Lecture over. Here is the knub then of the problem faced by Lord Sugar on Sunday, in the final of the BBC series “The Apprentice”. Having blown out Stuart Baggs (the ‘Blagger’), one has to feel some genuine disappointment that Lord Sugar has chucked out Liz Locke through having been innocently taken in by the bullshit of Stuart Baggs. Baggs was outed as a confidence trickster, albeit a very technically-minded one, who would do anything to achieve his aims. I like Gordon the lawyer loathe the fact that he would be allegedly willing to break the law, defamation, in rubbishing a business partner to achieve his own ends. This is both illegal and unethical, and certainly would do not thing for Alan Sugar the Brand, let alone Stuart Baggs the Brand.

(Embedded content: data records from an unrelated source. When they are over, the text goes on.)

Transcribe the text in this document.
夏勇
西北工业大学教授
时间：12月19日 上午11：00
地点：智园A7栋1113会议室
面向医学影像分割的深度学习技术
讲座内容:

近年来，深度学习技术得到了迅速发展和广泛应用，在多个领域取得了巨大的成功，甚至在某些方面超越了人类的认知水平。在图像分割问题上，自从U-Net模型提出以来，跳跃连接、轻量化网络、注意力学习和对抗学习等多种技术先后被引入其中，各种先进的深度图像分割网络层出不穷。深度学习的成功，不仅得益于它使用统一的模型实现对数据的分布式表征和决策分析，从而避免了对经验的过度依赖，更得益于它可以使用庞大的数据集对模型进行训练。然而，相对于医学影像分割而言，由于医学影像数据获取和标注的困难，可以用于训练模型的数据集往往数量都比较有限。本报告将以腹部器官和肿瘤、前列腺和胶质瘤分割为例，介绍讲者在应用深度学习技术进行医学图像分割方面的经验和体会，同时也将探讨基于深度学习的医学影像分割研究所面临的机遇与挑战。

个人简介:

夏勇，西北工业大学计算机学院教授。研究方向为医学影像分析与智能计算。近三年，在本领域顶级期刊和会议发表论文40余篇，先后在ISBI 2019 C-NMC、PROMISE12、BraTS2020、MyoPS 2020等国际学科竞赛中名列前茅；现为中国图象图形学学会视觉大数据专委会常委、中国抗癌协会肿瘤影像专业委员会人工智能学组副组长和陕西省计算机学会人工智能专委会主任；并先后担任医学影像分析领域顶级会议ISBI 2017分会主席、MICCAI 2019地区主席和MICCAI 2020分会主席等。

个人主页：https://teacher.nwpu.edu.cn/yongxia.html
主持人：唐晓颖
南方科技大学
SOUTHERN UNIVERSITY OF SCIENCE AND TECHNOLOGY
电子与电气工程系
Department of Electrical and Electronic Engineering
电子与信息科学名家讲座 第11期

Stella English is impressive for very many reasons. She doesn’t do emotion as such professionally, and is meticulous in her organisation and discipline, hard work and genuine commitment. She has taken on board incessant criticisms about being ‘wooden’. She has been incredibly successful in the corporate management environment, and the question now for Lord Sugar is to find a suitable role for her in his organisation. Therefore, if she can pull off an inspiring demonstration on Sunday, that will go a long way. She needs to demonstrate that she is a potential entrepreneurial leader; she can have followers, has a set of responsible ideals, can take risks, can work in teams and demonstrate some emotional intelligence, and of course create a superb business plan. However, Christopher Bates has demonstrated entrepreneurial flair in the past in the course of the series, but his track record in not sticking at a job or a course has to be some cause for concern. It’s no good waiting for the quality of what Chris says if he drones on for hours in a pitch on behalf of Sugar’s organisation to a client, but I have no doubting that his skills are understated. For what it’s worth, I think both Stella and Chris would be a ‘safe pair of hands’ at board level, fulfilling the requirements of the Companies Act (2006) in both letter and spirit; in their duty to promote the success of the company, the duty to avoid conflicts of interest, and, especially given their high degree of sheer competence thus far in the competition, a duty to practise with due skill, care and diligence. The words of Peter Drucker continue to haunt me – leadership is doing the right things, management is about doing things right. Where Alan Sugar is superb is that he does both.

Lord Sugar said he didn’t want a ‘steady Eddie’, but this is ironically exactly what he might need in vast quantities in these turbulent economic times. A fairly close decision, and it could be tipped either way. Jamie’s poor interviewing came as a surprise to me yesterday, and definitely cost him a place in the Final. Sunday’s performance does matter therefore. I feel it go in anyone’s favour.